Pondy’s view in the “process of conflict”
Pondy’s view in the “process of conflict”
Pondy views conflict as a process consists of 5 stages – latent conflict, perceived conflict, felt conflict, manifest conflict and conflict aftermath. Managers can use Pondy’s model to interpret and analyze a conflict situation and take action to resolve it.
In latent conflict, there’s no outright conflict but there’s a potential for several sources of conflict, such as interdependence, differences in goals and priorities, bureaucratic factors, incompatible performance criteria and competition for resources.
As organization differentiate, activities of different subunits are interdependent. Each subunit develops a desire for autonomy and begins to pursue goals and interests that it values over the goals of other subunits. Since the activities of the subunits are interdepedent, subunits’ desire for autonomy leads to conflict between groups.
Differences in subunit orientation affect the way each division views the world and cause each subunit to pursue different goals that are often inconsistent or incompatible. The potential for conflict arises once their goals become incompatible. This is because the goals of one subunit may affect the ability of anothe to achieve its goals.
Latent conflict may also arise by the way which task relationships develop in organizations. Conflict can occur because of status inconsistencies between different groups in the organization’s bureaucracy. One of the bureaucratic conflict occurs between staff and line functions. A line function is directly involved in the production of the organizaion’s outputs while staff functions advise and support the line function such as personnel and accounting.
In most organizations, people in line functions view themselves as the critical organizational resource and people in staff functions as secondary players. Thus, they always uses its status a the producer of goods and services to justiry putting its interests ahead of the other function’s interests. This results in conflict.
Sometimes goals incapability are not the souce of conflict. However, it is because of the way organization monitor, evaluate and rewards different subunits. The way an organization designs its structure to coordinate subunits can affect the potential for conflict as well.

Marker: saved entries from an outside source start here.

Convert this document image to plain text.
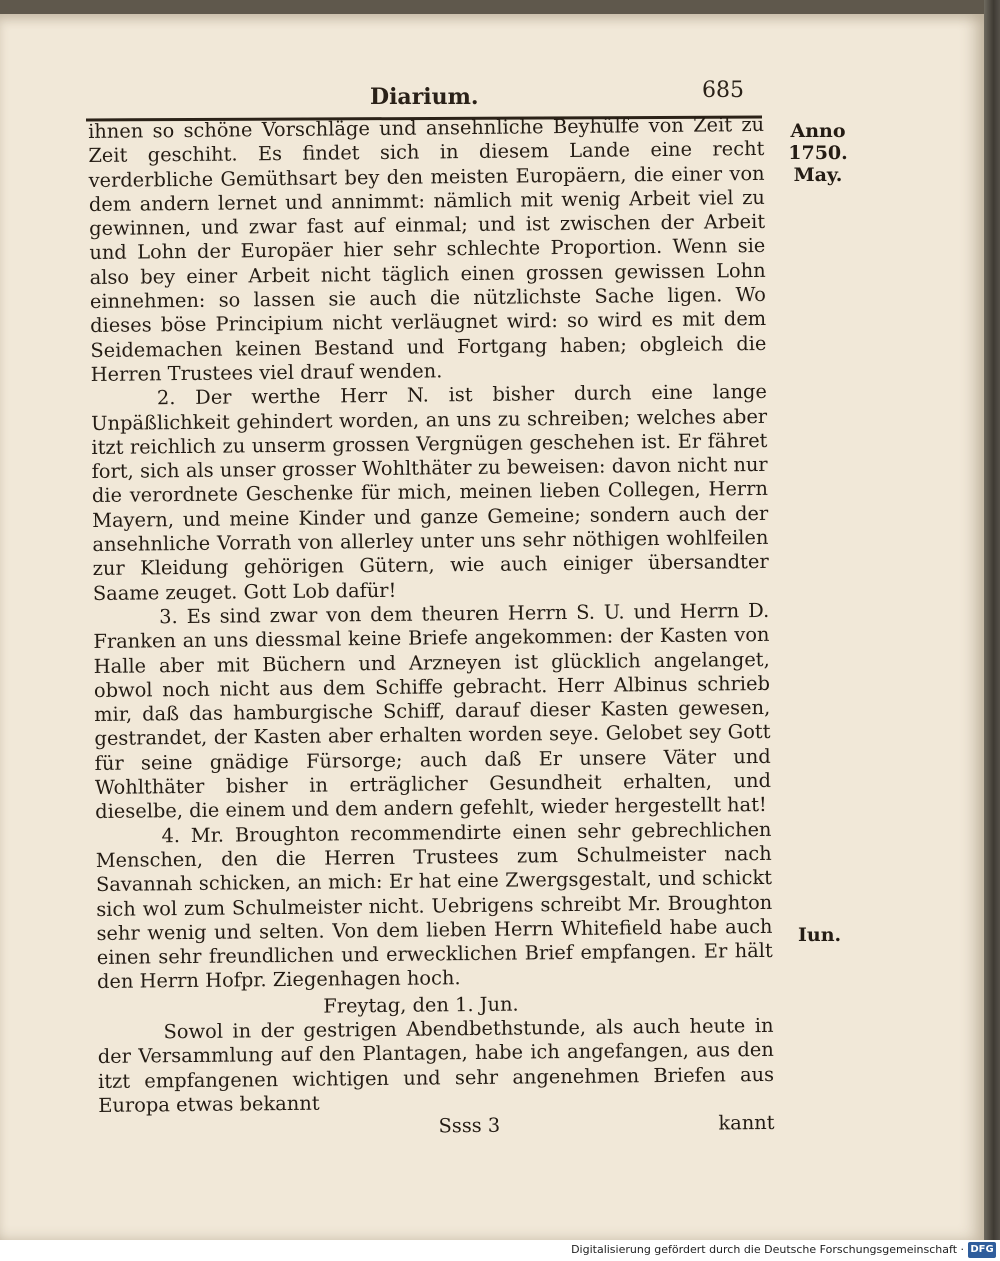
Diarium.	685

ihnen so schöne Vorschläge und ansehnliche Beyhülfe von Zeit zu Zeit geschiht. Es findet sich in diesem Lande eine recht verderbliche Gemüthsart bey den meisten Europäern, die einer von dem andern lernet und annimmt: nämlich mit wenig Arbeit viel zu gewinnen, und zwar fast auf einmal; und ist zwischen der Arbeit und Lohn der Europäer hier sehr schlechte Proportion. Wenn sie also bey einer Arbeit nicht täglich einen grossen gewissen Lohn einnehmen: so lassen sie auch die nützlichste Sache ligen. Wo dieses böse Principium nicht verläugnet wird: so wird es mit dem Seidemachen keinen Bestand und Fortgang haben; obgleich die Herren Trustees viel drauf wenden.

2. Der werthe Herr N. ist bisher durch eine lange Unpäßlichkeit gehindert worden, an uns zu schreiben; welches aber itzt reichlich zu unserm grossen Vergnügen geschehen ist. Er fähret fort, sich als unser grosser Wohlthäter zu beweisen: davon nicht nur die verordnete Geschenke für mich, meinen lieben Collegen, Herrn Mayern, und meine Kinder und ganze Gemeine; sondern auch der ansehnliche Vorrath von allerley unter uns sehr nöthigen wohlfeilen zur Kleidung gehörigen Gütern, wie auch einiger übersandter Saame zeuget. Gott Lob dafür!

3. Es sind zwar von dem theuren Herrn S. U. und Herrn D. Franken an uns diessmal keine Briefe angekommen: der Kasten von Halle aber mit Büchern und Arzneyen ist glücklich angelanget, obwol noch nicht aus dem Schiffe gebracht. Herr Albinus schrieb mir, daß das hamburgische Schiff, darauf dieser Kasten gewesen, gestrandet, der Kasten aber erhalten worden seye. Gelobet sey Gott für seine gnädige Fürsorge; auch daß Er unsere Väter und Wohlthäter bisher in erträglicher Gesundheit erhalten, und dieselbe, die einem und dem andern gefehlt, wieder hergestellt hat!

4. Mr. Broughton recommendirte einen sehr gebrechlichen Menschen, den die Herren Trustees zum Schulmeister nach Savannah schicken, an mich: Er hat eine Zwergsgestalt, und schickt sich wol zum Schulmeister nicht. Uebrigens schreibt Mr. Broughton sehr wenig und selten. Von dem lieben Herrn Whitefield habe auch einen sehr freundlichen und erwecklichen Brief empfangen. Er hält den Herrn Hofpr. Ziegenhagen hoch.

Freytag, den 1. Jun.

Sowol in der gestrigen Abendbethstunde, als auch heute in der Versammlung auf den Plantagen, habe ich angefangen, aus den itzt empfangenen wichtigen und sehr angenehmen Briefen aus Europa etwas bekannt

Ssss 3	kannt
Anno
1750.
May.
Iun.
Digitalisierung gefördert durch die Deutsche Forschungsgemeinschaft · DFG
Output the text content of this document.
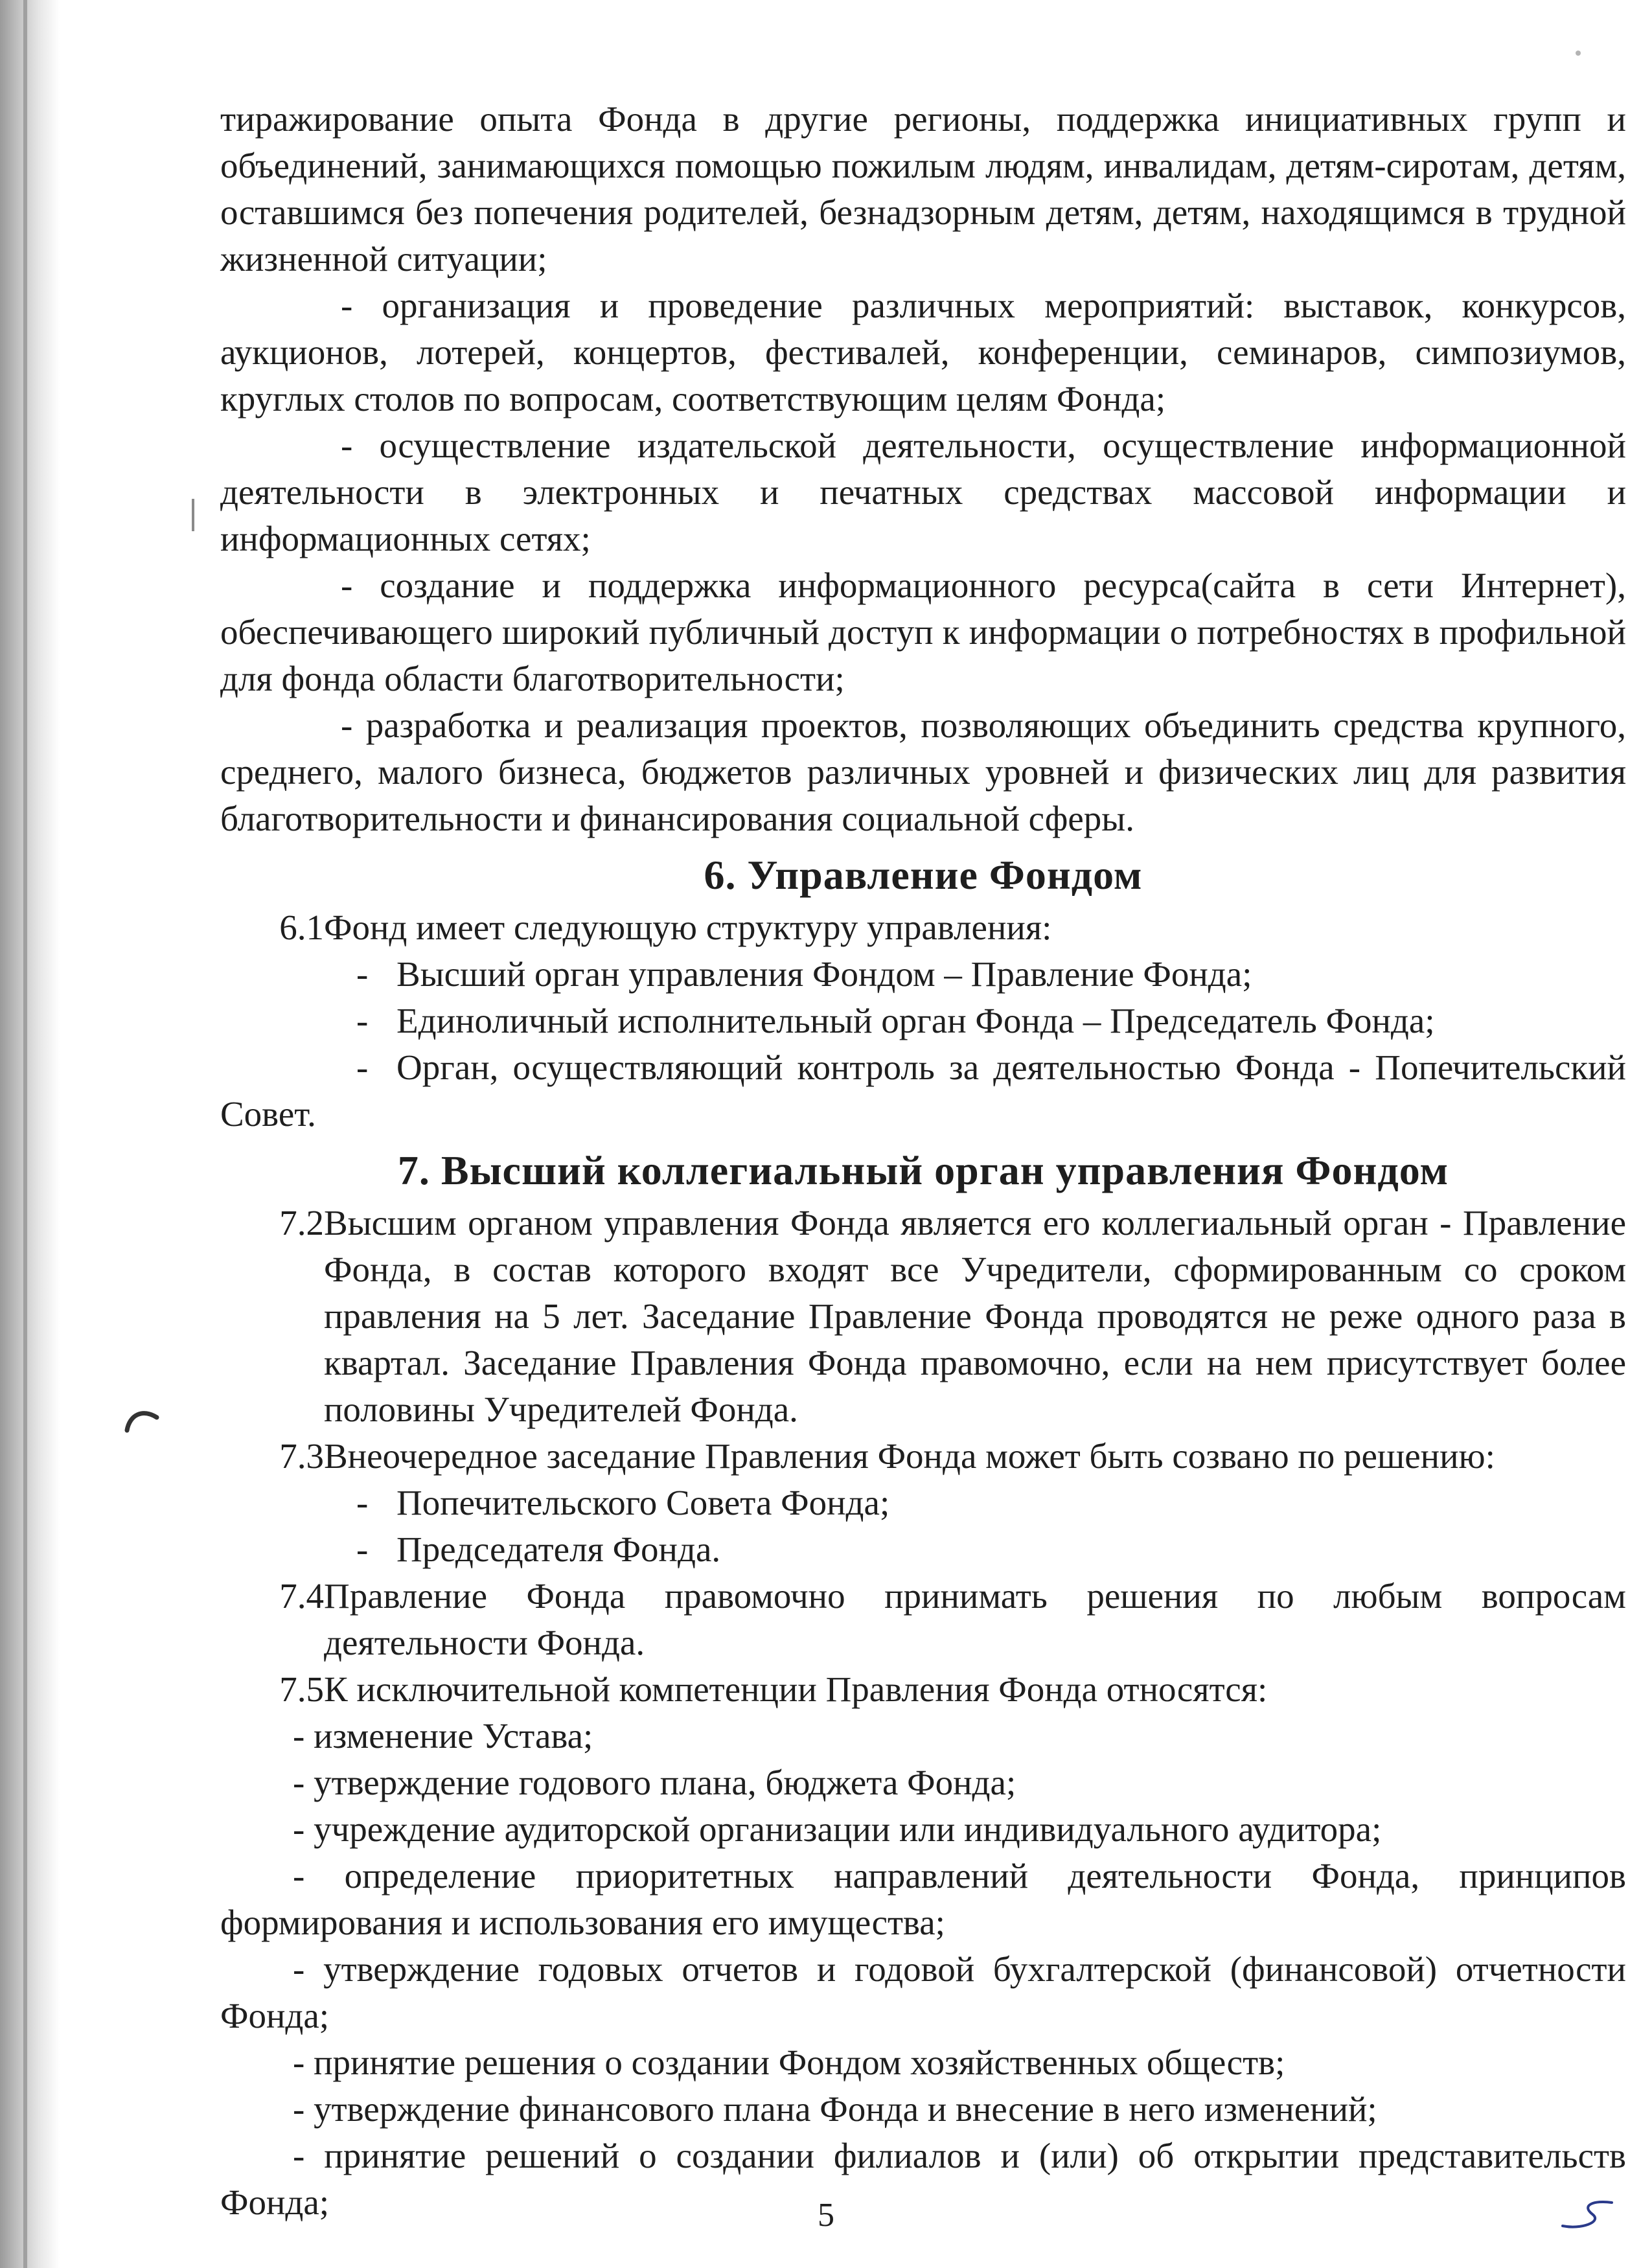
тиражирование опыта Фонда в другие регионы, поддержка инициативных групп и объединений, занимающихся помощью пожилым людям, инвалидам, детям-сиротам, детям, оставшимся без попечения родителей, безнадзорным детям, детям, находящимся в трудной жизненной ситуации;

- организация и проведение различных мероприятий: выставок, конкурсов, аукционов, лотерей, концертов, фестивалей, конференции, семинаров, симпозиумов, круглых столов по вопросам, соответствующим целям Фонда;

- осуществление издательской деятельности, осуществление информационной деятельности в электронных и печатных средствах массовой информации и информационных сетях;

- создание и поддержка информационного ресурса(сайта в сети Интернет), обеспечивающего широкий публичный доступ к информации о потребностях в профильной для фонда области благотворительности;

- разработка и реализация проектов, позволяющих объединить средства крупного, среднего, малого бизнеса, бюджетов различных уровней и физических лиц для развития благотворительности и финансирования социальной сферы.

6. Управление Фондом
6.1 Фонд имеет следующую структуру управления:
- Высший орган управления Фондом – Правление Фонда;
- Единоличный исполнительный орган Фонда – Председатель Фонда;
- Орган, осуществляющий контроль за деятельностью Фонда - Попечительский

Совет.

7. Высший коллегиальный орган управления Фондом
7.2 Высшим органом управления Фонда является его коллегиальный орган - Правление Фонда, в состав которого входят все Учредители, сформированным со сроком правления на 5 лет. Заседание Правление Фонда проводятся не реже одного раза в квартал. Заседание Правления Фонда правомочно, если на нем присутствует более половины Учредителей Фонда.
7.3 Внеочередное заседание Правления Фонда может быть созвано по решению:
- Попечительского Совета Фонда;
- Председателя Фонда.
7.4 Правление Фонда правомочно принимать решения по любым вопросам деятельности Фонда.
7.5 К исключительной компетенции Правления Фонда относятся:

- изменение Устава;

- утверждение годового плана, бюджета Фонда;

- учреждение аудиторской организации или индивидуального аудитора;

- определение приоритетных направлений деятельности Фонда, принципов формирования и использования его имущества;

- утверждение годовых отчетов и годовой бухгалтерской (финансовой) отчетности Фонда;

- принятие решения о создании Фондом хозяйственных обществ;

- утверждение финансового плана Фонда и внесение в него изменений;

- принятие решений о создании филиалов и (или) об открытии представительств Фонда;	5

Other than thses, conflict may arise because of the limited resouces as well. When resources are limited, choices aobut the allocation of them have to be made and the subunits will have to compete for their share. Divisions will have to fight to increase their share of funding because the more funds they can obtain, the faster they can grow.
Perceived conflict is the second stage of Pondy’s model. Perceived conflict begins when subunits perceives that its goals are being thwarted by the actions of another group. Each group searches for the origin of the conflict and constructs a scenario that accounts for the problems that it’s experiencing with other subunits. For example, the manufacturing function suddenly realize that the cause of many of its production problems is defective inputs. After some investigation, they found that the materials management always buys inputs from the lowest-cost sources of supply and makes no attempt to develop the kind of long-term relationships with suppliers that can raise the quality and reliability of inputs. So, the manufacturing will perceive the materials management as thwarting its goal and interests.
In felt conflict stage, subunits in conflict quickly develop an emotional response toward each other. Cooperation between subunits and organizational effectiveness will fall if conflict arises. The conflict arises as the different subunits in conflict battle and argue their points of views. The real problem may be relatively minor, but it will turn into a big conflict which become more and more difficult to manage if we didn’t resolve it. It will quickly reach the fourth stage, which is the manifes conflict if the conflict is not resolved.
In the manifest conflict stage, one subunits gets back at another subunits by attempting to thwart its goals. Open aggression between people and groups is common. There are many stories and myths in organizations about board-room fights in which managers come to blows as they seek to promote their interests. Infighthing in the top-management team is very common as managers seek to promote their own careers at the expense of others. Once manifest conflict occur, organizaional effectiveness will suffer because the intefration and coordination between managers and subunits will break down. Managers have to avoid conflict from reaching this stage.
If the sources of the conflict was not resoved, it will cause conflict to occur again, but may be in another context. Every stage of conflict leaves a conflict aftermath which affects they way the parties percieve conflict and react to future conflict stages. The aftermath will promote good future working relationships if a conflict is resolved before it gets to the manifest-conflict stage. However, if the conflict wasn’t resolved, the aftermath will be worse future working relationships.